Gipson is leaving Mizzou to lead Philander Smith University, a historically Black institution in Little Rock, Ark. He said the move has nothing to do with the restructuring—though Choi added that they would have eliminated Gipson’s position regardless—and expressed his support for the university’s reorganization plan, which he will help steward.
“President Choi has offered assurances, but change can be anxiety-invoking,” he said. “As we make this shift as an organization, my last task will be to ensure that every student, faculty and staff understands this reorganization and oversee the transition to make sure it’s smooth.”
Choi said one of the university’s goals in restructuring the IDE division was to preserve as many staff positions as possible.
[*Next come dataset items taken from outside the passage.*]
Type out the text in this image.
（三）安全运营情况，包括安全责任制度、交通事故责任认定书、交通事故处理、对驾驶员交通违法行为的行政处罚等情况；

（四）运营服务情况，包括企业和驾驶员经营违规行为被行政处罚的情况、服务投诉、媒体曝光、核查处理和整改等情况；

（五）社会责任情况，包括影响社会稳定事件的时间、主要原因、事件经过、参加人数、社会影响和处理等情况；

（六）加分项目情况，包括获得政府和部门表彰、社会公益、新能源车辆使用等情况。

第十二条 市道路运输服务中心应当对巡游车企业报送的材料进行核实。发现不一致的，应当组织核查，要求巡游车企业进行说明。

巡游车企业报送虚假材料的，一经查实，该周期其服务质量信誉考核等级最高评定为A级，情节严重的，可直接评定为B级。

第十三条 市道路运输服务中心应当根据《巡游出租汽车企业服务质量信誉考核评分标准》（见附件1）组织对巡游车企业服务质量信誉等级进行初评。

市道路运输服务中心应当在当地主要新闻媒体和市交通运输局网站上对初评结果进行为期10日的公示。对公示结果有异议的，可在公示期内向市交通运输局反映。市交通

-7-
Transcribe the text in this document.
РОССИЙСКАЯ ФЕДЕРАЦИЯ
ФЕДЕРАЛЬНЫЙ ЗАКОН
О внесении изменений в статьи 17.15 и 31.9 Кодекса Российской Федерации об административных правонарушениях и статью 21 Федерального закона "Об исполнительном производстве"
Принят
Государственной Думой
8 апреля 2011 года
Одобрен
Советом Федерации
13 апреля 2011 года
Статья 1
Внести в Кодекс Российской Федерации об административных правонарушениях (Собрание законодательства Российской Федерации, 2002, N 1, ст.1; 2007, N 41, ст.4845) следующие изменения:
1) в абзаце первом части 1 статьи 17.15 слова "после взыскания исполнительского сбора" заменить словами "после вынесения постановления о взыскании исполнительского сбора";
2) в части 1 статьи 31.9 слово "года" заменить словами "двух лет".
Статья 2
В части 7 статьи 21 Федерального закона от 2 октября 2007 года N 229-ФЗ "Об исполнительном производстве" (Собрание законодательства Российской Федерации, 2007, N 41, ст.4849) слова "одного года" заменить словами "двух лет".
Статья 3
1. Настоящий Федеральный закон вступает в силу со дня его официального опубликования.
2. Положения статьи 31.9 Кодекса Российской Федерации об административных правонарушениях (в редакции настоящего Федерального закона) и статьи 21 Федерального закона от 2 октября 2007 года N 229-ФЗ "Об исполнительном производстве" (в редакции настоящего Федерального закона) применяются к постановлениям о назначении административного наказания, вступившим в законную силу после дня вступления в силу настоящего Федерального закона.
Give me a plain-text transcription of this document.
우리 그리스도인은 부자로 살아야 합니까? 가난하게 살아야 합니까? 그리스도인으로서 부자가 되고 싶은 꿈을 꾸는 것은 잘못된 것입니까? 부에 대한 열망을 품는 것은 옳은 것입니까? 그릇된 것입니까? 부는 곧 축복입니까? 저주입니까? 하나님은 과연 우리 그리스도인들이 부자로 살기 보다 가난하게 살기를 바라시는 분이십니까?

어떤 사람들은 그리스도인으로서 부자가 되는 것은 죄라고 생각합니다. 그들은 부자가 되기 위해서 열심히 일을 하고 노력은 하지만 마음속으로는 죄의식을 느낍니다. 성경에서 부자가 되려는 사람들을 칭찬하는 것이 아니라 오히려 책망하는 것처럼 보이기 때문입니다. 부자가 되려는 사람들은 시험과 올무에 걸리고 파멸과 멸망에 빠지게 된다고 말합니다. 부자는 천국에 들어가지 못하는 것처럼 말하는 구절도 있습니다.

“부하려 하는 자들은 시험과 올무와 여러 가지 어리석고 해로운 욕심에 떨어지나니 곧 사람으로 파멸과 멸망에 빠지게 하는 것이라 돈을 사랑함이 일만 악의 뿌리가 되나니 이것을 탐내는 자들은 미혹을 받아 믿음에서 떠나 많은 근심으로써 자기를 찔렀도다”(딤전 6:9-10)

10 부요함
Gipson said students and faculty should feel reassured that the advocates they’ve come to trust would still be serving them—just alongside many more students.
“Every staff member who currently works on inclusive excellence, who works with our faculty and staff, will remain here,” he said. “Our stakeholders are going to come and see the exact same people who cared for them [before].”
Tents erected by student protesters at the University of Missouri in 2015.
Michael B. Thomas/Getty Images
Granberry Russell said she hopes Missouri’s restructuring maintains the resources that student, alumni and faculty activists won in 2015. But she finds it difficult not to see the move as part of the broader national backsliding on diversity and equity efforts.
“The roles and offices that are being dismantled were designed to lead and influence and hold the institutions accountable to real change,” she said. “It’s very difficult to be optimistic under these circumstances.”
Peavy said that if her fears come true and the backlash continues, she hopes students react the way they did in 2015.
“A lot more students were prone to action then; I want to bring some of that energy back,” she said. “It can’t be statements on social media anymore. We’re going to have to start doing something else, making more noise, buying some tents … We can’t just lay down and let them bulldoze over us.”
Note: the comment from a university spokesperson regarding the names of student groups has been updated.